School caterers hit with price rises 'of up to 70%' over past year

31 May 2023 by
School caterers hit with price rises 'of up to 70%' over past year

School caterers are increasingly concerned they will struggle to meet mandatory food standards over the next three to six months due to soaring inflation and supply issues.

Brad Pearce, managing director of LACA, which consists of over 900 members who serve three million school lunches daily, said school caterers had seen price increases of "between 50 and 70%" across all food categories over the past 12 months.

He told The Caterer: "That's had a huge impact on how we provide services with substitutions and food shortages. Members have had to work really creatively to adjust menus and reformulate recipes."

In March, a survey of LACA members found 19% were finding it increasingly difficult to meet mandatory school food standards, an increase of 12.5% from November, amid rising prices.

Pearce said this was "really worrying and concerning" as caterers had yet to see the "peak" of the issues.
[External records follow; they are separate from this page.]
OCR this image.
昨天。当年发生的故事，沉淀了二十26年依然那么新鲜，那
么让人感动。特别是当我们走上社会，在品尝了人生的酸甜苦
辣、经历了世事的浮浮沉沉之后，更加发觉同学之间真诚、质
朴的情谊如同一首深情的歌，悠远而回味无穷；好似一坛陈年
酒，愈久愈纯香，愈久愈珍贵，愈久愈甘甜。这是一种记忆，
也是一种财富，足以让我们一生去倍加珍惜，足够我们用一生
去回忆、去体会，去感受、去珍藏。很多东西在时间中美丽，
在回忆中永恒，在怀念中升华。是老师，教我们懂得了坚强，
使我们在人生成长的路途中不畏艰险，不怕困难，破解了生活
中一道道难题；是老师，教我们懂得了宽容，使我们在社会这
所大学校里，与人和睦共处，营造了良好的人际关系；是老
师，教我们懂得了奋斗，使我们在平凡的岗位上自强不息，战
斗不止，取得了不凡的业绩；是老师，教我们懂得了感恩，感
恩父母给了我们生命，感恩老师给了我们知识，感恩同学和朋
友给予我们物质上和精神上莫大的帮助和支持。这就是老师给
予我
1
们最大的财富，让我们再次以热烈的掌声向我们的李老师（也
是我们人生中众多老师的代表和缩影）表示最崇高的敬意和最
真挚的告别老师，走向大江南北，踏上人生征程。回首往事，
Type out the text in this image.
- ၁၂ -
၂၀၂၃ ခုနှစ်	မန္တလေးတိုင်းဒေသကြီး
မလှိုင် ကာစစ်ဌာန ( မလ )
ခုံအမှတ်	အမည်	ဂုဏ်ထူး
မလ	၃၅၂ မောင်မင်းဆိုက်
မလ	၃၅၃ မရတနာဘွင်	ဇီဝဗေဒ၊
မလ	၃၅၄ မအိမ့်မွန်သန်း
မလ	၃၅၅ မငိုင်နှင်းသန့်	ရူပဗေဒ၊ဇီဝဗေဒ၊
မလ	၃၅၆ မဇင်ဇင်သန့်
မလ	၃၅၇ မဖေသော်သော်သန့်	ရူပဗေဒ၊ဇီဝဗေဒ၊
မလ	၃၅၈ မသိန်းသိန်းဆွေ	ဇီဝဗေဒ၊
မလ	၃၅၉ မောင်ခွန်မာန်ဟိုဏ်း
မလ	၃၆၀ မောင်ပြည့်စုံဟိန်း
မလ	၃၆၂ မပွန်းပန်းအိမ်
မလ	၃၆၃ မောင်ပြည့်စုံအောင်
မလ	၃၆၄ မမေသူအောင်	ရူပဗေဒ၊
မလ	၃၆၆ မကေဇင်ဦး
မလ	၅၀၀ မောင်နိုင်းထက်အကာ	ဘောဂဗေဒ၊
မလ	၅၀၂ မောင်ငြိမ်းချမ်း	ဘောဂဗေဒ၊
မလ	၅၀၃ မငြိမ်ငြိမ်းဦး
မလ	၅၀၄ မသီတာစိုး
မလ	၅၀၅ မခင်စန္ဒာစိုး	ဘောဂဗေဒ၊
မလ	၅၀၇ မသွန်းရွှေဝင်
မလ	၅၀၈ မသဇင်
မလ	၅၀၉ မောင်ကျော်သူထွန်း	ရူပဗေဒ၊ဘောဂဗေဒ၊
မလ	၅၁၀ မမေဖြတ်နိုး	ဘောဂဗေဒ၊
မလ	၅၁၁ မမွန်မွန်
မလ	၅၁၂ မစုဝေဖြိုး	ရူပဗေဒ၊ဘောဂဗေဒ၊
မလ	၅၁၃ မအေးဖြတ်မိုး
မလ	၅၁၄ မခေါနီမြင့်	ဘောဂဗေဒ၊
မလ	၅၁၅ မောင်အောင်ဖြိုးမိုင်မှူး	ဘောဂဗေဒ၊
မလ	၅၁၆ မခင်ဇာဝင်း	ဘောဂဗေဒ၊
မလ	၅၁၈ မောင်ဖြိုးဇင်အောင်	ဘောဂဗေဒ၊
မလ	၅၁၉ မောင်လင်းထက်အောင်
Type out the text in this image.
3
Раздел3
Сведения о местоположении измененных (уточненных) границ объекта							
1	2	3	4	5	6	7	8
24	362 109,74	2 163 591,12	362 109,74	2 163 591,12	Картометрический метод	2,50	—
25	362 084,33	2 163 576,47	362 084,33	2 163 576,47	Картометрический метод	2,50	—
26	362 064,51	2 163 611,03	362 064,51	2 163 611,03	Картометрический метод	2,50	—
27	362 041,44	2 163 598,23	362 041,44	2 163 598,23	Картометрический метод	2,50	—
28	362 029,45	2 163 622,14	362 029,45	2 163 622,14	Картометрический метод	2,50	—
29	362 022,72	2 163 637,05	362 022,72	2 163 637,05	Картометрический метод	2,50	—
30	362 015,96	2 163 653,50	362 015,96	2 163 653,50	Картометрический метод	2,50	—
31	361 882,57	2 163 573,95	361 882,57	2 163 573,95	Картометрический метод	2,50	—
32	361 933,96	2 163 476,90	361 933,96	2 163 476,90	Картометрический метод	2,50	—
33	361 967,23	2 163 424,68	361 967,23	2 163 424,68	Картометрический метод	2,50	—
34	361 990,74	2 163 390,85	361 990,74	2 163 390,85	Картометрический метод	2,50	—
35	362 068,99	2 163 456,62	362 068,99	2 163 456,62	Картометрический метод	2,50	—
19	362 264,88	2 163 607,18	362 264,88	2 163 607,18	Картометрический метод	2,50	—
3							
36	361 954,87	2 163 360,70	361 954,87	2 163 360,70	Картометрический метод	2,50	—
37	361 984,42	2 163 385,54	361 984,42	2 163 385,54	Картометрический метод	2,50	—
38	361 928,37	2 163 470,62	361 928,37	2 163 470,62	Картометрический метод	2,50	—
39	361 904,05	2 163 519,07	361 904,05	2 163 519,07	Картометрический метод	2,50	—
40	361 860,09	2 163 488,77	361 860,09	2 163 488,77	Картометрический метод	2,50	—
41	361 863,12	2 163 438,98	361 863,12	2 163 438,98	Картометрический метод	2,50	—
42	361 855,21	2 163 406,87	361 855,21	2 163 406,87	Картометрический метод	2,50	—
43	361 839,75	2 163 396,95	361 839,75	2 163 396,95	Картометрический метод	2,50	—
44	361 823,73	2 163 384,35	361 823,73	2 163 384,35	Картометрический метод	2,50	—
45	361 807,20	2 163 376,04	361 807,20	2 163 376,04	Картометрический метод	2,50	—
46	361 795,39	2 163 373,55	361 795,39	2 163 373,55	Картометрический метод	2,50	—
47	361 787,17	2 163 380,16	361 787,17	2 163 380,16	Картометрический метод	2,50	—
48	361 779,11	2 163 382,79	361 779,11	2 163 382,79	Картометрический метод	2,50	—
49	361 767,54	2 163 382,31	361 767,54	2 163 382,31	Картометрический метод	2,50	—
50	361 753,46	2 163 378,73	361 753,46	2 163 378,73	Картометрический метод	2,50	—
Pearce said caterers had turned to serving more plant-based options, as the price of chicken had gone up by 25% since 2020, while the price of gammon had increased by 19% over the same period.

They have also been replacing minced beef with pulses and lentils to "maintain protein levels but reduce meat content".

The onset of avian flu has pushed the price of eggs up by 37% in the past year while Pearce said the cost of pasta, a "staple ingredient" in school meals, had risen by 72% over the past two and a half years.

However, with current funding at £2.41 a meal for universal infant free school meals, compared to £2.30 when the scheme was first introduced in 2014, Pearce said caterers were concerned about being able to continue to provide quality meals to children with limited budget.

"The available funding for those meals is currently too low and we're not like a restaurant or a café, we can't simply say ‘let's increase the price'," he added.

"There's a huge process to go through in terms of notifying parents of a change in the price of a meal and we're limited to doing that twice a year only."

According to research from the Institute for Fiscal Studies published in March, the funding rate for free school meals would now be £2.87 had it increased in line with inflation as measured by the Consumer Prices Index.

Caterers of different sizes across the country have called for action and an increase in school meal funding to avoid a decline in food quality.